Allgemeines Präferenzsystem (APS)
Das Allgemeine Präferenzsystem (APS) ist ein handelspolitisches Instrument der EU. Es gewährt Entwicklungsländern Zollermäßigungen ("Zollpräferenzen") bis hin zu Zollfreiheit bei der Einfuhr von Waren. Die derzeitige APS-Verordnung (VO (EU) 978/2012) wird ersetzt werden durch die reformierten APS-Bestimmungen - APS-VO (EU) 2026/1395 (veröffentlicht im EU-Amtsblatt, Serie L vom 22.06.2026) -, die ab 1.1.2027 angewendet und bis Ende Dezember 2036 gelten werden.

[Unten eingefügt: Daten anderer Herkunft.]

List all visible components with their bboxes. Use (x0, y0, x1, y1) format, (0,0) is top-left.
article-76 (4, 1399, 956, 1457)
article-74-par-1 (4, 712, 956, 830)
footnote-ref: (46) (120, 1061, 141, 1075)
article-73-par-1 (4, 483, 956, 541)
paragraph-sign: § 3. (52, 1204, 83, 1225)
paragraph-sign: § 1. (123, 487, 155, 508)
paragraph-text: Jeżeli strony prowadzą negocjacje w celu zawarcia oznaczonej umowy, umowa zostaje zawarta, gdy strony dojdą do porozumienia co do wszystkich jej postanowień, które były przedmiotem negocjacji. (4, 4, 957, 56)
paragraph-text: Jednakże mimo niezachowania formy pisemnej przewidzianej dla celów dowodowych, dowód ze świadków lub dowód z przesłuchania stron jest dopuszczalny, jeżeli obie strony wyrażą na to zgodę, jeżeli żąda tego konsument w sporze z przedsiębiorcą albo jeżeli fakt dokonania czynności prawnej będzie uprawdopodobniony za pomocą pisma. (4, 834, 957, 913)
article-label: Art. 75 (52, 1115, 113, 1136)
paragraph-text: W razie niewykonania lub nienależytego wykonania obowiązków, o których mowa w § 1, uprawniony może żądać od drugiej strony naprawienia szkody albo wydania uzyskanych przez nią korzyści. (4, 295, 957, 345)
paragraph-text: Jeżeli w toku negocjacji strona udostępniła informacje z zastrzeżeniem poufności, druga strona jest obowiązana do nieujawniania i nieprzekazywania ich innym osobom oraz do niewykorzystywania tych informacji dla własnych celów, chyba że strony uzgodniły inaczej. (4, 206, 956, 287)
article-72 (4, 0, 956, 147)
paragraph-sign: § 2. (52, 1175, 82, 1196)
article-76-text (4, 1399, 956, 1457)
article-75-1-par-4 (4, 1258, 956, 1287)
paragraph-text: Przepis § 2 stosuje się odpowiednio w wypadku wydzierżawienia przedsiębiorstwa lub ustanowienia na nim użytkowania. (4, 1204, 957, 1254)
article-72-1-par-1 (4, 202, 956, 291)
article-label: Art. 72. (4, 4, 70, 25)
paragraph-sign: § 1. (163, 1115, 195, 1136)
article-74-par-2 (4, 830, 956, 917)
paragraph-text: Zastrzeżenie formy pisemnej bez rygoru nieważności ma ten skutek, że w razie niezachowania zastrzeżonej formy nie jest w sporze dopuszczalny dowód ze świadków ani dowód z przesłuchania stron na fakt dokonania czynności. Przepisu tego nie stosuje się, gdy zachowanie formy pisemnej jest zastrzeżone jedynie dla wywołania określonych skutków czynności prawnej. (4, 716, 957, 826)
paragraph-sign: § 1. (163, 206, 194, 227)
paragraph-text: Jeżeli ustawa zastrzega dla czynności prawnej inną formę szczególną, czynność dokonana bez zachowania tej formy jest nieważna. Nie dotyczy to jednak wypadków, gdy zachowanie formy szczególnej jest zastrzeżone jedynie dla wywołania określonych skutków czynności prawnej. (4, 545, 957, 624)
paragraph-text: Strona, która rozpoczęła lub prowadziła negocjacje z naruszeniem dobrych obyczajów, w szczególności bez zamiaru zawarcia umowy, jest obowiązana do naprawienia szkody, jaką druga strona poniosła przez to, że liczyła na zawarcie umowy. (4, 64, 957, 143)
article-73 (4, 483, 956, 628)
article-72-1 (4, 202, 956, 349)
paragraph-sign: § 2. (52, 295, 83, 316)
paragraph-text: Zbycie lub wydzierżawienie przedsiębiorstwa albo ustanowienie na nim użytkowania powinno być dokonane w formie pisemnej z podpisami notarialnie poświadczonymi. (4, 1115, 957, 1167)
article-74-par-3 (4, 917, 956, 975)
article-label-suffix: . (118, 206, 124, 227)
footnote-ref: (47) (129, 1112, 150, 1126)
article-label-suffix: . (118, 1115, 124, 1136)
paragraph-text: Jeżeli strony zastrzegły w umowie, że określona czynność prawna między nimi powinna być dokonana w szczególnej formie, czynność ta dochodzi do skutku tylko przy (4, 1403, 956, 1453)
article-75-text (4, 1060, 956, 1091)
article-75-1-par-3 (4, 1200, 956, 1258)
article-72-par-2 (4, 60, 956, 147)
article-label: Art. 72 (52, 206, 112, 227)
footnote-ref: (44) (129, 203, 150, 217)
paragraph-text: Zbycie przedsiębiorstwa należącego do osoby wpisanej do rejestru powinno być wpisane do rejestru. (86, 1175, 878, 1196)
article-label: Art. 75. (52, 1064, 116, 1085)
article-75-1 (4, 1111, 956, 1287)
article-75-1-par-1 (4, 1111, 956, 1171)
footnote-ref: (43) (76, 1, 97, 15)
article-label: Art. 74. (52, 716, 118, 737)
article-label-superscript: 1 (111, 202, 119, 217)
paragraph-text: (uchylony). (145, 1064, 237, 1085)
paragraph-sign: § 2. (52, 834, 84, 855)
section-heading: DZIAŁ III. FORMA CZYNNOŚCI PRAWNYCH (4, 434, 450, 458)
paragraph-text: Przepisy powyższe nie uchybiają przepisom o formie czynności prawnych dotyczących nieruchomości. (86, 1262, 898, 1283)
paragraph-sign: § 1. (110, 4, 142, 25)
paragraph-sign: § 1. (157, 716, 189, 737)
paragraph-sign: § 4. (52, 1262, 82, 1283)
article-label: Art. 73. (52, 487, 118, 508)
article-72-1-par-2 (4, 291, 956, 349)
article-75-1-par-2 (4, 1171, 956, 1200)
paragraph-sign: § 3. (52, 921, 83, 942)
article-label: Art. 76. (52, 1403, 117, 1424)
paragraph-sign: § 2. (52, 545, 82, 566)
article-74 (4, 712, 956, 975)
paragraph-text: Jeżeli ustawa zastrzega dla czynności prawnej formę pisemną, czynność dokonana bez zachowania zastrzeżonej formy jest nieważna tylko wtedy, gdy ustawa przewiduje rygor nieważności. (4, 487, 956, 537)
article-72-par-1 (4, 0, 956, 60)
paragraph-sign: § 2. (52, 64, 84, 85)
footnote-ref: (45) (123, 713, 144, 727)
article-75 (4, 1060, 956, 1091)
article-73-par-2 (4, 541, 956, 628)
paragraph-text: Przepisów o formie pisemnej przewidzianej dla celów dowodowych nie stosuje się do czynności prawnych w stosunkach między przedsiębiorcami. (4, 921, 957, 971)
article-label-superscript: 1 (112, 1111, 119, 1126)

Das APS-System wird weiterhin bestehen aus einer
- allgemeinen Regelung
- Sonderregelung zugunsten von am wenigsten entwickelten Ländern [sog. Everything but Arms (EBA) - Initiative] und
- Sonderregelung für nachhaltige Entwicklung und gute Regierungsführung (sog. APS+)
Die zukünftige Regelung sieht (i) eine weitere Stärkung der Bestimmungen im Nachhaltigkeitsbereich (Verpflichtungen nunmehr auch zur Umsetzung des Pariser Klimaübereinkommens) und bei der Durchsetzung (Präferenzentzug zukünftig auch bei mangelnder Kooperation bei Migration/Rückübernahme eigener Staatsbürger), (ii) einen besseren Schutz der EU-Industrie, (iii) mehr Transparenz und (iv) eine stärkere Einbindung der Zivilgesellschaft vor.
Die Liste der APS-begünstigten Länder wird weiterhin jährlich überprüft werden. Die APS-Verordnung wird auch zukünftig Bestimmungen zur Aufhebung der Zollpräferenzen für wettbewerbsfähige Warengruppen (sog. Graduierung) enthalten.